Said hopper is devided at its bottom into a number of branches or elementary hoppers equal to the number of layers of cigarettes constituting a complete bundle to be packaged.
Each elementary hopper is provided internally with baffles forming channels of width slightly greater than the diameter of a cigarette, and of a number equal to the number of cigarettes which constitute the corresponding layer.
At the bottom or discharge mouth of each of said elementary hoppers there is provided a station for receiving said layers of adjacent cigarettes, which are then fed individually by a pusher device into compartments in an endless conveyor which is driven intermittently. Said bundles are gradually formed in said compartments by superimposing the layers one on the other.
At the end of this operation, it is not infrequent to find incomplete bundles inside the compartments in said endless conveyor.
According to the known art, in order to detect such defective bundles, which are then ejected, electromechanical devices are used comprising sensing members consisting of feeler pins opposed by resilient means.
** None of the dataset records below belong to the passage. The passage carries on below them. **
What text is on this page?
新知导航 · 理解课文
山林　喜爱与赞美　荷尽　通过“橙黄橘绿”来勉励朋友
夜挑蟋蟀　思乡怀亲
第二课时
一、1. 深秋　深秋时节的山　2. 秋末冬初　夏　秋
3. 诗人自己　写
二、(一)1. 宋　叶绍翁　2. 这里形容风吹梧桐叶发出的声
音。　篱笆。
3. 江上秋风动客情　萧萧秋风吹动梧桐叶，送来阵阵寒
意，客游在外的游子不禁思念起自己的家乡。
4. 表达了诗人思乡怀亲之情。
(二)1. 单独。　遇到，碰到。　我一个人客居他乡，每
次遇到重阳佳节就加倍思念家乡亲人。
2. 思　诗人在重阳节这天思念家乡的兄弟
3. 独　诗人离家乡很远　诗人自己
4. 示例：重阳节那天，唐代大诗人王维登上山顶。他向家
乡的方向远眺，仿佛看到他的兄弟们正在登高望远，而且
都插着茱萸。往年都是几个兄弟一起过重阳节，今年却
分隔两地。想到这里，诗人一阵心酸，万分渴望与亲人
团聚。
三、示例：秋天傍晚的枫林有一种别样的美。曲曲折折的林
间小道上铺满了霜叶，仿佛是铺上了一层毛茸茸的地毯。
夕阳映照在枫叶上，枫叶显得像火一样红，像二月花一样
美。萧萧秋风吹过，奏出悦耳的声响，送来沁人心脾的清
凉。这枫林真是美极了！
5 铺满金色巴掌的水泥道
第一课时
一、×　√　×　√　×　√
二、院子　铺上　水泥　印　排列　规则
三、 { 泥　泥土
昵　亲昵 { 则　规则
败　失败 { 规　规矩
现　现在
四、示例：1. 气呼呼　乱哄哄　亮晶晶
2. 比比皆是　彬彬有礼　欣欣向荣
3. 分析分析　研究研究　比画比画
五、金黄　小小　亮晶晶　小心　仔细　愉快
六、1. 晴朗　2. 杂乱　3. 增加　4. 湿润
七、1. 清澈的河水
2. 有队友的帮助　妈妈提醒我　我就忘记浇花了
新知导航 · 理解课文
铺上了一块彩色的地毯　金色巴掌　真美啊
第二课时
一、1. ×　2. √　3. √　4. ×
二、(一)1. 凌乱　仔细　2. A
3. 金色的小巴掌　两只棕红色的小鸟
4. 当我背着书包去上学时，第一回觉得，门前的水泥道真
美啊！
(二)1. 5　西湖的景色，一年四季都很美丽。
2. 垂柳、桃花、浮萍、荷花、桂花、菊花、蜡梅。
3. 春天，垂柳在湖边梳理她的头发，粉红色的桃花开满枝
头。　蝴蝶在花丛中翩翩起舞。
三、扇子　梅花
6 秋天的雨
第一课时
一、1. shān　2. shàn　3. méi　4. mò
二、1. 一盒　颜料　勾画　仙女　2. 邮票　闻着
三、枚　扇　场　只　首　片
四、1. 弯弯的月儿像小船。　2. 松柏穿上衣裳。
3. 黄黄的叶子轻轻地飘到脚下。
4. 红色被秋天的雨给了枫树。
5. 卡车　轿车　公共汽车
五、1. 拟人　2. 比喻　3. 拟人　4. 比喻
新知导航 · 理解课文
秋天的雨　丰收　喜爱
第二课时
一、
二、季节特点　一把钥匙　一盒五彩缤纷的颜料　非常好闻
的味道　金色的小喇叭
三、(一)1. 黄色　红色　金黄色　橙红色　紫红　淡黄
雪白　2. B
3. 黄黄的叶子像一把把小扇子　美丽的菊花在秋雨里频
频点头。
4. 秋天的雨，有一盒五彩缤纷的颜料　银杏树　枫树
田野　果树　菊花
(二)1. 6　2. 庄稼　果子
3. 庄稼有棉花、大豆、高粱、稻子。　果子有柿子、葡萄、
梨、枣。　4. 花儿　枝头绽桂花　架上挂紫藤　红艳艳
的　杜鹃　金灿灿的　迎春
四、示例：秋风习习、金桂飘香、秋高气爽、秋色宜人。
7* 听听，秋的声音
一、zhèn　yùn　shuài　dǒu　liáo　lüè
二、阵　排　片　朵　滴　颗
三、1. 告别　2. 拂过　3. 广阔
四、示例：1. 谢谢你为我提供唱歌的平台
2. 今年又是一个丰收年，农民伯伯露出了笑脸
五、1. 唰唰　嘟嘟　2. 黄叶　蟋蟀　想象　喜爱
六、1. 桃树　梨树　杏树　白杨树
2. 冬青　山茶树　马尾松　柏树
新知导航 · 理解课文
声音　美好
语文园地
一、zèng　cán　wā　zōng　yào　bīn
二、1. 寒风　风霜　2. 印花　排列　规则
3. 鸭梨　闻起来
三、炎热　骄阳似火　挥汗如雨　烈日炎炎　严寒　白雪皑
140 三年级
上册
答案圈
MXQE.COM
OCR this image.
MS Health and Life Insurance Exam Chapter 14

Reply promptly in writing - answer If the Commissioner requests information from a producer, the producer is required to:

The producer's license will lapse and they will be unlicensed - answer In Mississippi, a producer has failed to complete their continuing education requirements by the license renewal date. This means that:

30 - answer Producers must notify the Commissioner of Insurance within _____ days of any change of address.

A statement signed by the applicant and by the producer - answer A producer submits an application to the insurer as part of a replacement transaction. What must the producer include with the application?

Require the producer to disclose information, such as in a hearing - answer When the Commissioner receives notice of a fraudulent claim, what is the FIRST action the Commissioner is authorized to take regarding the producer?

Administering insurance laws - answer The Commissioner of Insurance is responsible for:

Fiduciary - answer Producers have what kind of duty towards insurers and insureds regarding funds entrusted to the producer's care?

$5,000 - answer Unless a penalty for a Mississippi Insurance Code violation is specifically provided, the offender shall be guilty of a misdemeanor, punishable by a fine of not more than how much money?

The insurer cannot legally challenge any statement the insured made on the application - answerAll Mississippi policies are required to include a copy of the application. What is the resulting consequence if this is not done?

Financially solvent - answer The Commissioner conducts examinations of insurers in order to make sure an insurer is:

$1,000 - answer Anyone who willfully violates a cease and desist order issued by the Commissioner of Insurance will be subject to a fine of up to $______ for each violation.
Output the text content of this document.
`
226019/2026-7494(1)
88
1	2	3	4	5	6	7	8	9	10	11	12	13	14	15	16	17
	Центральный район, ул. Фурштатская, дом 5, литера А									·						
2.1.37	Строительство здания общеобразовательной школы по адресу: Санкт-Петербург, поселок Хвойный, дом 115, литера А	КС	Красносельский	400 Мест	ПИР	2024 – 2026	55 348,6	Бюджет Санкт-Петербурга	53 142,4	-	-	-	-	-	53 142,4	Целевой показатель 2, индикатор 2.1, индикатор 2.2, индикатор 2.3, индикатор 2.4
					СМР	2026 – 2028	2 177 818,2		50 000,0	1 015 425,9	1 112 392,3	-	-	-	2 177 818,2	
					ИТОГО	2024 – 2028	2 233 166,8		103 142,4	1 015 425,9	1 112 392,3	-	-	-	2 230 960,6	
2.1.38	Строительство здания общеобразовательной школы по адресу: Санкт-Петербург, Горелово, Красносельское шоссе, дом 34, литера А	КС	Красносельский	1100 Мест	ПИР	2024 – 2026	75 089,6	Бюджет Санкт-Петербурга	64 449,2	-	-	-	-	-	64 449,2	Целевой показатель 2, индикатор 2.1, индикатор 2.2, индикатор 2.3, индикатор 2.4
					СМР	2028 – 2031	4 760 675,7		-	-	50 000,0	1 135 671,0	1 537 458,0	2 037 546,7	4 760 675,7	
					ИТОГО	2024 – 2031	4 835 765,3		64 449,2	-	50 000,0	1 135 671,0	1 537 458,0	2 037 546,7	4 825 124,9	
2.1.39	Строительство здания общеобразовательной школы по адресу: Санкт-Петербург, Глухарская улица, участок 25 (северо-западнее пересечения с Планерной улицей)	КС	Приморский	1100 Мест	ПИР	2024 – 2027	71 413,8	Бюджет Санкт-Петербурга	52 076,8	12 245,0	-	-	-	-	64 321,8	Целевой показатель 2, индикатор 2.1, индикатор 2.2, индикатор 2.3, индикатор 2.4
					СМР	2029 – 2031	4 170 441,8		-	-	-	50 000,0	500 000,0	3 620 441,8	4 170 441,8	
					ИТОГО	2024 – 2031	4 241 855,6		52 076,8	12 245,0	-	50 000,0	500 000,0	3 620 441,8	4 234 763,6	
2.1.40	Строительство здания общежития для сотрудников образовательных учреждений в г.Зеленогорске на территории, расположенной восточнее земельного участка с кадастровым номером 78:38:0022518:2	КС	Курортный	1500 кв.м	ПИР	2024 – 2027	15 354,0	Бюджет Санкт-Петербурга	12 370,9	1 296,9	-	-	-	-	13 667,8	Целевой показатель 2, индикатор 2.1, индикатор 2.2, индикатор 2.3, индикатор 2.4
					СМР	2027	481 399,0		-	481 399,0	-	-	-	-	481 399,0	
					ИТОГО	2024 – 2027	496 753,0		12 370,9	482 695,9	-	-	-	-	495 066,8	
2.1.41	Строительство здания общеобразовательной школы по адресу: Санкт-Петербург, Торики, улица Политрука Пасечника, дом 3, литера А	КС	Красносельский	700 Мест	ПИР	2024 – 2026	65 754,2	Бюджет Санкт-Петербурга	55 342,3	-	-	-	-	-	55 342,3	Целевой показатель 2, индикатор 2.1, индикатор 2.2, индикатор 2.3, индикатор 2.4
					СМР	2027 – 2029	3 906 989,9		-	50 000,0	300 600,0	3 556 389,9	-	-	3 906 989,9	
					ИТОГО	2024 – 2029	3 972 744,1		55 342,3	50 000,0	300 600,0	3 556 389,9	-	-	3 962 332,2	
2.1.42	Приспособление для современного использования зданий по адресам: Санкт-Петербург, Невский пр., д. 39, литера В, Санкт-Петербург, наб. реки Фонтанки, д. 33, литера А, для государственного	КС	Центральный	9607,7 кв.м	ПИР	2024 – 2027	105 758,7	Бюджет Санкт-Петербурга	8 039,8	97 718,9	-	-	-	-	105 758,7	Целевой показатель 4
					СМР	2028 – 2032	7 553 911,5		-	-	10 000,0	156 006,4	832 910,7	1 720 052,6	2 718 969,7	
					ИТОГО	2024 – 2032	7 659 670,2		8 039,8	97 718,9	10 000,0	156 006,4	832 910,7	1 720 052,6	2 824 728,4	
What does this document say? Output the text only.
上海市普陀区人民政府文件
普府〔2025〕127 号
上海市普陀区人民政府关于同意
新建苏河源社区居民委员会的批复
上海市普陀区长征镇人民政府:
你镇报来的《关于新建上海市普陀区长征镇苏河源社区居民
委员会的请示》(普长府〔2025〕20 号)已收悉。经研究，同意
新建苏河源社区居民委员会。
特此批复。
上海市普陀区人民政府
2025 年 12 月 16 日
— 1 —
These pins press axially against the ends of the cigarettes, to check not only their presence but also their correct degree of end filling, and the correctness of their longitudinal dimensions. These devices can carry out their checking action, as described in Italian Pat. No. 921,005 of the same applicant, either in said channels or alternatively in the path of the said endless conveyor.
The result of this checking operation is then transmitted via a memory device both to a device for ejecting the defective groups disposed in the path of said endless conveyor, and to the feed means for the various wrapping materials and sealing labels, so that they suspend delivery relative to the ejected bundles. However, it frequently happens that incomplete bundles are not detected by said electromechanical devices.
This is due to the fact that in the case, for example, of the absence of a cigarette, two adjacent feeler pins can become pressed simultaneously by one and the same cigarette which has become disposed in an irregular position because of the absence of an adjacent cigarette.
Optical devices are also known for checking the completeness of the bundles.
In these latter devices, which are normally located in the path of said endless conveyor, one end of each cigarette making up the bundle is illuminated by a light beam directed along its axis. Photosensitive elements are provided facing the other ends of the cigarettes, and if one or more cigarettes are absent, these become illuminated and activate a device for ejecting the defective group.
A considerable disadvantage of these latter devices derives however from the fact that during the described operations, a certain quantity of tobacco dust is released from the cigarettes. This dust inevitably deposite on said photosensitive elements or on any transparent protection elements, making them insensitive to light and reducing the effectiveness of the entire checking device.
In addition, these optical checking devices are not able to check the exactness of the longitudinal dimensions of the individual cigarettes, in that even shorter cigarettes (for example lacking the filter) intercept the light beams directed towards the photosensitive elements to the same extent as the other cigarettes of the bundle.